His first benefactor was the Downtown Improvement District, which gave him $100,000 in seed money.
And immediately, he had to disappoint them because they wanted the festival to be in August.
That’s just not feasible in Sarasota for a number of reasons including the heat. Some arts organizations are shuttered for the summer due to the lack of snowbird customers.
Kin shared a questionnaire with all of the local arts organizations through the Arts Alliance, and what came back as the best time to hold a festival would be October or November. That’s when theater and arts organizations are ramping back up here; they wouldn’t have to do anything beyond share the programming they’re preparing.
“Let’s say The Players has a musical happening in that time,” he says. “That’s great. That’s all you have to do. What I’m hoping to be able to do is to bring them more customers, to bring them more butts in seats.”
Kin wants the festival to cast the widest net possible.
He wants to include as many arts organizations as possible, from the ones with their own venues to the ones looking for a place to play.

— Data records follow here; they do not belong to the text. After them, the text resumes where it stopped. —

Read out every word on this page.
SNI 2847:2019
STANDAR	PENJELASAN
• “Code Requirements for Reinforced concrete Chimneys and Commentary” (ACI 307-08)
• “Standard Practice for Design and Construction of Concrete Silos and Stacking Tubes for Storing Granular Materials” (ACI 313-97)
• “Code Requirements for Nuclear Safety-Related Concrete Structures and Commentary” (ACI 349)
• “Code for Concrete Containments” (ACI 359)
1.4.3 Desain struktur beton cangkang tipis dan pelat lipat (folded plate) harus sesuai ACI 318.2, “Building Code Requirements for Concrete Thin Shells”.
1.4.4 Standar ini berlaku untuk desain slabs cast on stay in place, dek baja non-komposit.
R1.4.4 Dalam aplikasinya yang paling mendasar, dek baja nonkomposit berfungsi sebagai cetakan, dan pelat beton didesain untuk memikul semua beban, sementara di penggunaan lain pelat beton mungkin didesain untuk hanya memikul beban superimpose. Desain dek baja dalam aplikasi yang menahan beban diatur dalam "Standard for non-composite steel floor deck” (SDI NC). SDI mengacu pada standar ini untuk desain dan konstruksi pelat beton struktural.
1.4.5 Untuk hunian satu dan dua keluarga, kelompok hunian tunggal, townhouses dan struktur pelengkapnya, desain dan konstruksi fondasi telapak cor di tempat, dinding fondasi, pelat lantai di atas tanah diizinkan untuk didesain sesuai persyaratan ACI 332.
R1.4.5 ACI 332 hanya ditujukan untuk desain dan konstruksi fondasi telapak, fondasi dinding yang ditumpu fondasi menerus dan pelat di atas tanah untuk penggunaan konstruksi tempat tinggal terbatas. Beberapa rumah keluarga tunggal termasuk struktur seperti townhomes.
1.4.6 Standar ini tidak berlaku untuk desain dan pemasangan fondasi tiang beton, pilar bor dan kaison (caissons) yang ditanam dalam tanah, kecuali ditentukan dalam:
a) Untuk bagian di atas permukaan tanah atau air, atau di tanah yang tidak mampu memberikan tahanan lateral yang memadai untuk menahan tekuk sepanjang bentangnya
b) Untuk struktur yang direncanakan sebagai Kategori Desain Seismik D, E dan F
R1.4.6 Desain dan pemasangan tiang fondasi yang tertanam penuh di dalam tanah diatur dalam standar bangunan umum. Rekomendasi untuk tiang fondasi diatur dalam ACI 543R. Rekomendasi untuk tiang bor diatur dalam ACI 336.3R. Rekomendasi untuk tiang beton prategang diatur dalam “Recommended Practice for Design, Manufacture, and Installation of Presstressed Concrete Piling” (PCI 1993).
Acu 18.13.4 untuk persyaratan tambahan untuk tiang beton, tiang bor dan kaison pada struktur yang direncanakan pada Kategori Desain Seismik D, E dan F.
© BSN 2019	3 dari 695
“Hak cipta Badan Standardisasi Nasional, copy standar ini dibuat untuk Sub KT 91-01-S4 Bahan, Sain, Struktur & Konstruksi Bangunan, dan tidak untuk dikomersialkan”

He wants to collaborate amongst organizations to develop unique programming, and he wants to take over downtown streets for art fairs.
What might that look like?
Kin didn’t want to name specific organizations because none of them have committed to be a part of the festival yet, but he hopes to have a wide sampling of performing arts, and he wants to get the hotels and restaurants and museums involved to better cater to incoming tourists.
“We’re going to start small. It’s not going to be Spoleto overnight,” he says. “But what we really want to do is organize our arts groups so that if they have a space, they’re going to produce something great in the timeline of the festival.
“And that’s really all the Festival is. Just do what you do. Be brilliant, be excellent, create something wonderful in that timeframe.”
It’s a gigantic vision, and he said the community has been more than receptive.
Kin says he wasn’t sure how many organizations would reply to his questionnaire, but most of them did. They see potential for the festival and they want to be a part of it.
But there’s still a lot of work to do.
Kin says the Downtown Improvement District is currently weighing whether it can authorize another $100,000 in funding for his venture. He also said Sarasota Rising raised around $225,000 in its first year of existence, and he hopes to double that next year. By the time the festival is born, Kin expects it to cost about $1 million to operate.
How did he come up with those numbers? Kin hired a consultant named Vern Biatt, a certified Festival and Event Executive, to help him plot the event’s future, and he also said that philanthropist Ariane Dart of the Dart Family Foundation has been a great resource for him.
Now, he says, the festival has to grow into its own footprint.
“The timing is perfect,” he says. “The relationship is awesome because she knows how to get stuff done on a large scale and I know how to pull together an organization.
“We really are starting to build this together, knowing that Oct.1, the start of our second year, we’ll have a board. We’ll put them to work because there’s a lot of work to do in the next two years.”
They still have to name the festival. They have to organize which arts organizations are willing and able to participate, and they have to line up all the venues to do that.
For now, Kin is working out of his kitchen, and he’s traveling the country auditing festivals.
Just last week, he went to a Tennessee Williams Festival in St. Louis, and he’s prepping for an event in Orlando as we speak.
Kin meets once a month with a group he calls his “start-up” team.
They’ve put together a mission values statement, and they have a logo for Sarasota Rising, but they know the clock is ticking on the way to November 2024.
“We’re building something from scratch, which is exciting in itself,” he says. “We’re really creating a long term-organization that’s not going to just be a fly-by-night thing.